Entretanto, se o som de seus argumentos no cenário universitário destoar do som produzido pelas correntes filosóficas que foram adotadas como verdade, possivelmente, a sua canção não será ouvida com teor científico. E, nesse aspecto, instaura-se também o fundamentalismo epistemológico, pois os dogmas acadêmicos não foram considerados e adotados como sistema doutrinário, à semelhança do que aconteceu no período da Reforma Protestante.
É de suma importância compreender que todas as vezes que destoamos da verdade adotada corremos o risco de não fazer parte do grupo.
Em face dessa constatação, indagamo-nos: Será que conseguimos ouvir aqueles que pensam de maneira diferente de nós? Quantos teriam a paciência e a maturidade acadêmica de ouvir hoje, num grupo de estudos, os argumentos de Tales de Mileto, que considerava a água como a origem de todas as coisas? Quem apreciaria a fala de Anaxímenes, que defendia a ideia de que o ar era a substância básica, que trouxe à existência o próprio mundo?
Dentre esses dois filósofos pré-socráticos, ainda tivemos outros com concepções distintas e estranhas. Todavia, a filosofia pré-socrática apesar de sua limitação foi o passo essencial para ler o mundo sob outra perspectiva epistemológica.
Dessa forma, o nosso desafio enquanto pais, professores e, principalmente, como pesquisadores no campo da educação é o de compreender que educamos para liberdade. Essa ação libertadora, que nos dá a capacidade de fazer vários tipos de leituras, precisa ser, em primeiro lugar, vivenciada e sentida na formação docente dos educadores.
A educação que partilhamos não pode produzir nenhuma espécie de dominação epistemológica. Não deve apontar apenas para a corrente filosófica que nos agrada como a única opção para compreender o que acontece no cotidiano. Para que essa forma de se fazer educação se propague nas escolas e universidades, é necessário que aprendamos com Sócrates que “nada sabemos”, ou com Paulo Freire, que somos “inacabados”; e por conta desse estado, não chegamos à compreensão exaustiva do todo.
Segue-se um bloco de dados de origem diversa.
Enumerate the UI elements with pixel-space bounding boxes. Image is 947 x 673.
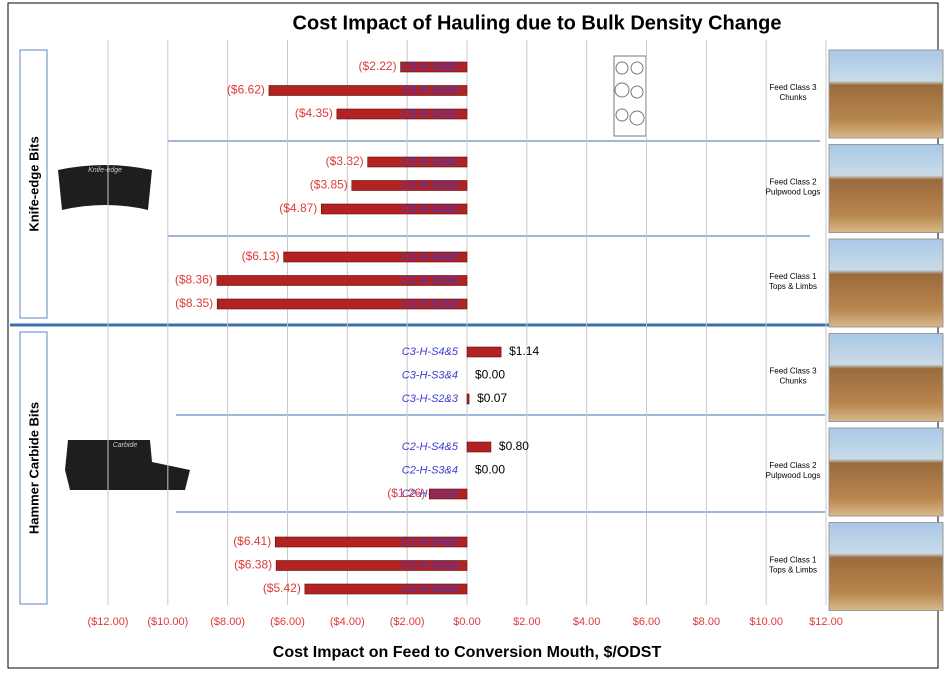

Professores universitários, alfabetizadores, teólogos, filósofos, pais e toda a sociedade devem aceitar o fato, de que nem todos vão analisar o mundo sob a mesma perspectiva. Na diversidade de pensamentos, teremos a real possibilidade de ler o cenário cultural — não a partir dos nossos fundamentos.
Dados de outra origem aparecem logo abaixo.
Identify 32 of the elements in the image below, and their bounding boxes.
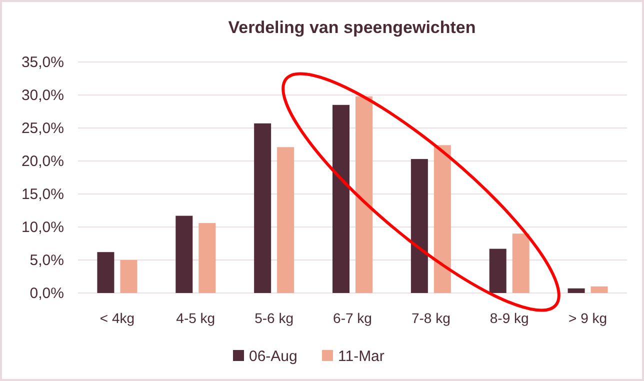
x-tick-label: 4-5 kg (176, 310, 216, 326)
bar (120, 260, 138, 293)
x-tick-label: 6-7 kg (333, 310, 372, 326)
x-tick-label: 8-9 kg (490, 310, 529, 326)
bar (277, 147, 294, 293)
y-tick-label: 35,0% (21, 54, 64, 71)
bar (590, 286, 608, 293)
bar (97, 252, 114, 293)
bar (489, 248, 506, 293)
y-tick-label: 20,0% (21, 153, 64, 170)
y-tick-label: 30,0% (21, 87, 64, 104)
legend-label: 11-Mar (338, 348, 384, 365)
bar (410, 159, 428, 293)
bar (332, 104, 350, 293)
x-tick-label: < 4kg (100, 310, 135, 326)
bar (198, 223, 216, 293)
legend-label: 06-Aug (249, 348, 298, 365)
y-tick-label: 15,0% (21, 186, 64, 203)
y-tick-label: 5,0% (30, 252, 64, 269)
bar (568, 288, 585, 293)
x-tick-label: > 9 kg (568, 310, 608, 326)
x-tick-label: 7-8 kg (411, 310, 450, 326)
x-tick-label: 5-6 kg (254, 310, 294, 326)
chart-title: Verdeling van speengewichten (228, 18, 476, 37)
bar (356, 96, 372, 293)
bar (176, 216, 193, 293)
bar (254, 123, 272, 293)
y-tick-label: 25,0% (21, 120, 64, 137)
y-tick-label: 0,0% (30, 285, 64, 302)
bar (512, 234, 530, 293)
bar (434, 145, 451, 293)
y-tick-label: 10,0% (21, 219, 64, 236)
O desafio da educação, neste exato momento, é o de educar para liberdade, de forma que o verdadeiro sentido da palavra “alteridade” seja conjugado nos diálogos, na luta contra os condicionamentos e no revisitar de conceitos que foram canonizados como absolutos. É necessária muita coragem para reaprender com cenários e pessoas que não seguem a nossa verdade e que não fazem parte de nosso gueto.
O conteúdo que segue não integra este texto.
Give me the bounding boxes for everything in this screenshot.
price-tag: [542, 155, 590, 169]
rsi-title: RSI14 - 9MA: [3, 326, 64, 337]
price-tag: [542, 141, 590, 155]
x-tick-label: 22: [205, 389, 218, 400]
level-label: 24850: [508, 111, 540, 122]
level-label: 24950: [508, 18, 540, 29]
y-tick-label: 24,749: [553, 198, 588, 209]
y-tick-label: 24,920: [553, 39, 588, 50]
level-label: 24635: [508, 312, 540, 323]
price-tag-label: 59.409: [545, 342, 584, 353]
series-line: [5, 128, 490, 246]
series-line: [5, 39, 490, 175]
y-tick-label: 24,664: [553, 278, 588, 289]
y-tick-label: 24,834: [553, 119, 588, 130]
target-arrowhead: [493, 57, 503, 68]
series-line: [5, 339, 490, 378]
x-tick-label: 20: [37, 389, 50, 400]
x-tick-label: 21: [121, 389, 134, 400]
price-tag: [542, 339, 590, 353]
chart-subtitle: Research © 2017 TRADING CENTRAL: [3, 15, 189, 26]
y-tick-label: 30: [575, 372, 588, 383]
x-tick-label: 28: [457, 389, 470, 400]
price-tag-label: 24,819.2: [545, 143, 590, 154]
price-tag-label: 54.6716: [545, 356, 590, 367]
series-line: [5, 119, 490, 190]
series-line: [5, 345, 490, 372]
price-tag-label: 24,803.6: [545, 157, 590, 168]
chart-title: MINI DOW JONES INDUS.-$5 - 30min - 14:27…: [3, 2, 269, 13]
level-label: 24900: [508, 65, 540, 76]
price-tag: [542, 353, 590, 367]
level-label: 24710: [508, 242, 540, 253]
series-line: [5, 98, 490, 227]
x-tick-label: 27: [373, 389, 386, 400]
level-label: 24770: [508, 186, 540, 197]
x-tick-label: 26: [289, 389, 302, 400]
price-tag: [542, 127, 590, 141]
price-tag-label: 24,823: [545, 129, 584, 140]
A minha esperança, como pai, líder de uma comunidade religiosa, professor e cidadão do mundo, é a de que meus filhos sejam tratados com dignidade e sensibilidade, uma vez que a formação que eles recebem em casa não segue os mesmos conceitos admitidos hoje, como verdade no ambiente acadêmico. Se os seus professores forem sensíveis a isso, começo a acreditar que estamos educando para a liberdade.